PIXIES - Bossanova

Que faire après avoir déjà régénéré un genre tout entier ? Comment donner suite à deux des plus grands albums de rock de tous les temps ? Tel avait dû être le dilemme pour les Pixies, après les énormes Surfer Rosa et Doolittle. D'autant plus qu'alors, ils étaient confrontés aux premières tensions qui, un peu plus tard, auront raison du groupe. Kim Deal, en effet, les avait brièvement quittés pour lancer ses propres Breeders, et il y avait de l'eau dans le gaz entre la bassiste et le leader, Black Francis. En plus de cela, au moment d'enregistrer un nouveau disque après de longues tournées éprouvantes, les Pixies avaient rencontré des problèmes de studio qui les avaient obligés à concevoir ce troisième album à l'arrache, dans la précipitation.

PIXIES - Bossanova

La première conséquence, c'est que Bossanova serait, plus encore que les précédents, la chose de Black Francis. Ce n'est pas un hasard si ce dernier a parfois dit que cet album était son préféré des Pixies, car on n'y entendait plus que lui. Les chants de Kim Deal passaient à l'arrière-plan, réduits à quelques vocalises fantomatiques. Elle ne tenait le premier rôle sur aucune des nouvelles chansons. Ce sont les obsessions propres au leader qui s'exprimaient à travers ces textes toujours aussi obtus, notamment par ces fréquentes allusions à une science-fiction de série B : un single "Velouria", qui évoquait une romance avec une extra-terrestre, ou encore "The Happening", qui nous parlait de la Zone 51 et d'un atterrissage alien à Las Vegas.
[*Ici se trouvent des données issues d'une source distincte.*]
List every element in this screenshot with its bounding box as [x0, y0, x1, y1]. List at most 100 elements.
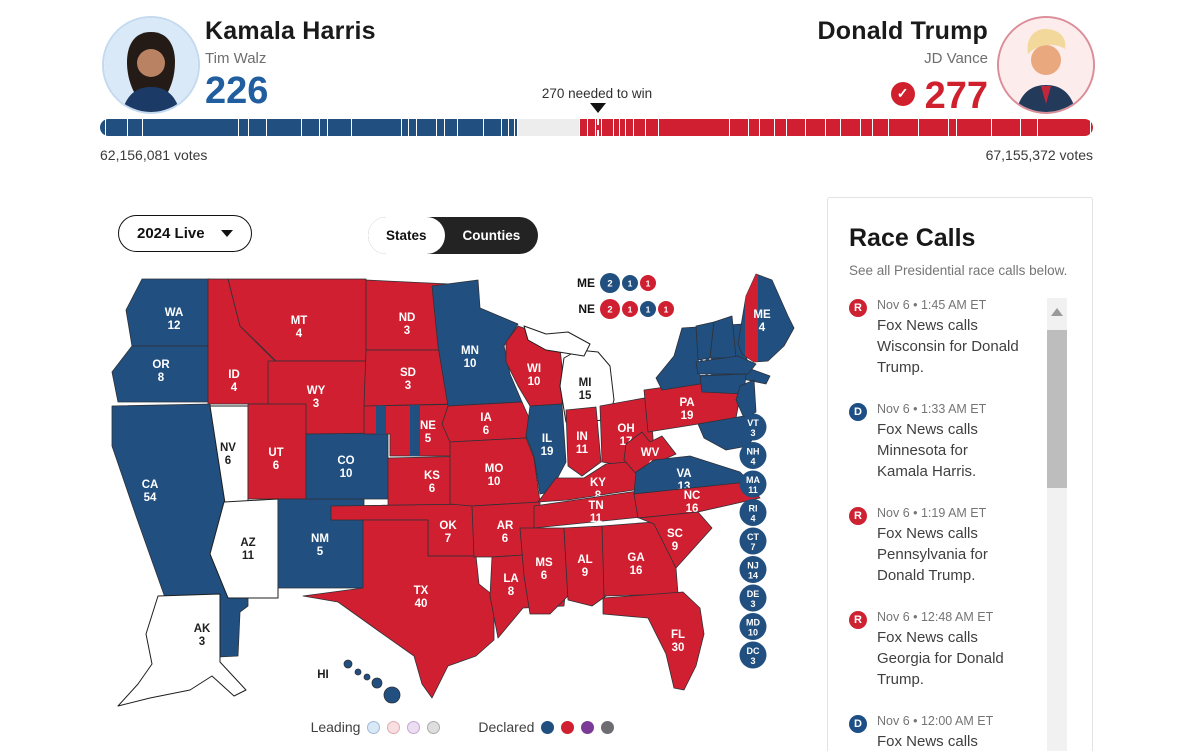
- state-ev-KY: 8: [595, 490, 602, 502]
- state-label-WY: WY: [307, 385, 326, 397]
- state-circle-abbr: CT: [747, 532, 759, 542]
- legend-declared-dot: [581, 720, 595, 734]
- state-HI[interactable]: HI: [317, 659, 401, 704]
- cd-circle-value: 2: [607, 279, 612, 290]
- state-OR[interactable]: OR8: [111, 345, 211, 403]
- state-ev-NM: 5: [317, 546, 324, 558]
- state-circle-NH[interactable]: NH4: [739, 442, 767, 469]
- state-label-CO: CO: [337, 455, 354, 467]
- state-SD[interactable]: SD3: [363, 349, 453, 407]
- state-circle-abbr: DC: [747, 646, 760, 656]
- state-AL[interactable]: AL9: [563, 525, 607, 607]
- state-ev-ME: 4: [759, 322, 766, 334]
- state-circle-DE[interactable]: DE3: [739, 584, 767, 612]
- trump-summary: Donald Trump JD Vance ✓ 277: [818, 17, 988, 115]
- cd-circle-NE-1[interactable]: [600, 299, 620, 319]
- state-ME[interactable]: ME4: [737, 272, 795, 364]
- state-NH[interactable]: [709, 315, 737, 359]
- toggle-option-states[interactable]: States: [368, 217, 445, 254]
- legend-leading-dot: [427, 720, 441, 734]
- state-label-UT: UT: [268, 447, 283, 459]
- race-call-body: Nov 6 • 1:33 AM ET Fox News calls Minneso…: [877, 402, 1021, 482]
- scrollbar-thumb[interactable]: [1047, 330, 1067, 488]
- state-label-FL: FL: [671, 629, 685, 641]
- state-label-KY: KY: [590, 477, 606, 489]
- state-label-HI: HI: [317, 669, 329, 681]
- state-ev-PA: 19: [681, 410, 694, 422]
- state-circle-ev: 10: [748, 628, 758, 638]
- state-UT[interactable]: UT6: [247, 403, 307, 500]
- cd-circle-ME-3[interactable]: [640, 275, 656, 291]
- legend-leading-dot: [387, 720, 401, 734]
- state-IA[interactable]: IA6: [441, 401, 531, 443]
- ev-bar-dem-segment: [514, 119, 517, 136]
- ev-bar-gop-segment: [872, 119, 889, 136]
- state-circle-VT[interactable]: VT3: [739, 413, 767, 441]
- ev-bar-dem-segment: [100, 119, 106, 136]
- cd-circle-ME-2[interactable]: [622, 275, 638, 291]
- state-MT[interactable]: MT4: [227, 278, 367, 362]
- year-selector-dropdown[interactable]: 2024 Live: [118, 215, 252, 252]
- ev-bar-dem-segment: [458, 119, 483, 136]
- cd-circle-NE-4[interactable]: [658, 301, 674, 317]
- ev-bar-dem-segment: [508, 119, 514, 136]
- party-badge-r-icon: R: [849, 507, 867, 525]
- state-label-TN: TN: [588, 500, 603, 512]
- legend-declared-dot: [541, 720, 555, 734]
- state-ev-TX: 40: [415, 598, 428, 610]
- state-circle-CT[interactable]: CT7: [739, 527, 767, 555]
- state-ev-AL: 9: [582, 567, 588, 579]
- ev-bar-dem-segment: [444, 119, 458, 136]
- party-badge-r-icon: R: [849, 299, 867, 317]
- race-calls-scrollbar[interactable]: [1047, 298, 1067, 751]
- state-label-IA: IA: [480, 412, 492, 424]
- state-ev-CA: 54: [144, 492, 157, 504]
- winner-check-icon: ✓: [890, 81, 915, 106]
- cd-circle-ME-1[interactable]: [600, 273, 620, 293]
- needed-to-win-marker-line: [597, 119, 599, 136]
- cd-circle-NE-3[interactable]: [640, 301, 656, 317]
- state-ev-NE: 5: [425, 433, 432, 445]
- state-ev-MI: 15: [579, 390, 592, 402]
- state-label-WV: WV: [641, 447, 660, 459]
- party-badge-r-icon: R: [849, 611, 867, 629]
- race-call-body: Nov 6 • 1:19 AM ET Fox News calls Pennsyl…: [877, 506, 1021, 586]
- state-circle-DC[interactable]: DC3: [739, 641, 767, 669]
- state-circle-RI[interactable]: RI4: [739, 499, 767, 526]
- state-circle-abbr: DE: [747, 589, 760, 599]
- ev-bar-gop-segment: [949, 119, 957, 136]
- state-NM[interactable]: NM5: [277, 498, 365, 589]
- ev-bar-gop-segment: [634, 119, 645, 136]
- state-circle-abbr: NH: [747, 447, 760, 457]
- trump-name: Donald Trump: [817, 17, 988, 45]
- toggle-option-counties[interactable]: Counties: [462, 228, 521, 243]
- scroll-up-arrow-icon[interactable]: [1051, 308, 1063, 316]
- ev-bar-gop-segment: [579, 119, 587, 136]
- state-label-OH: OH: [617, 423, 634, 435]
- race-call-text: Fox News calls Hawaii for Kamala Harris.: [877, 733, 978, 750]
- ev-bar-gop-segment: [786, 119, 805, 136]
- state-SC[interactable]: SC9: [638, 511, 713, 569]
- state-MA[interactable]: [695, 355, 757, 375]
- state-AK[interactable]: AK3: [117, 593, 247, 707]
- cd-row-label: ME: [577, 276, 595, 290]
- cd-circle-value: 1: [646, 305, 651, 315]
- state-ev-FL: 30: [672, 642, 685, 654]
- cd-circle-NE-2[interactable]: [622, 301, 638, 317]
- states-counties-toggle[interactable]: States Counties: [368, 217, 539, 254]
- state-ev-IA: 6: [483, 425, 489, 437]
L'autre grande conséquence de cet enregistrement improvisé, c'est que cet album, toutes proportions gardées, était plus simple que les précédents. L'expérimentation n'avait pas totalement disparu, les paroles demeuraient cryptiques. Et pourtant, les très iconoclastes Pixies revenaient à un certain nombre de fondamentaux. Ils s'inspiraient de la riante surf music, reprenant dès le premier titre, un instrumental, le "Cecilia Ann" des Surftones, et livrant quelques autres mélodies avec le long et imprévisible "All Over the World", les mélopées langoureuses de "The Happening", le finale tout doux et tout gentil de "Havalina", ainsi que ce très beau "Ana" dont la première lettre de chaque vers épelait, à deux reprises, le mot "surfer".

Les Pixies célébraient aussi cette "Rock Music" qui baptisait le très criard morceau d'après. Ils sonnaient aussi très pop sixties sur "Blown Away". Très indirectement, ils se référaient même au jazz du pianiste Mose Allison, avec le titre qui portait son nom. Avec ces chansons dont plusieurs portaient le nom d'une fille, avec les envies primales de sexe qu'on devinait derrière les références bibliques de "Down to the Well", avec aussi cette thématique science-fiction de pulp magazine, ils renouaient avec l'insouciance du tournant des années 50 et 60, qu'ils mettaient à jour avec le son énergique et rugueux du punk hardcore américain. Ils revisitaient une vieille culture populaire pas encore tout à fait habitée d'ambitions et de prétentions artistiques, tout en se présentant en successeurs aux conceptuels Talking Heads sur "Dig for Fire" ; tout en étant, malgré tout, le groupe de rock arty ultime du début de la décennie 90.

Avec ses titres courts et mélodiques, Bossanova fut, en somme, l'album le plus accessible des Pixies. Même si la production était confiée au même, à savoir le Britannique Gil Norton, c'était un disque moins torturé et moins ésotérique que le précédent. C'était toujours le même groupe, avec ces subites explosions de fureur qui en influenceraient plus d'un ("Smells Like Teen Spirit", te voilà déjà), mais en plus léger, en plus resserré et en plus estival, comme l'annonçait ce titre qui sentait bon la douceur du soleil brésilien. C'était le complément adéquat à une œuvre déjà conséquente. Que faire, donc, après avoir régénéré tout un genre musical ? Comment donner suite à deux des plus grands albums de rock de tous les temps ? Et bien tout simplement en enregistrant un nouveau classique, semblaient avoir répondu les Pixies.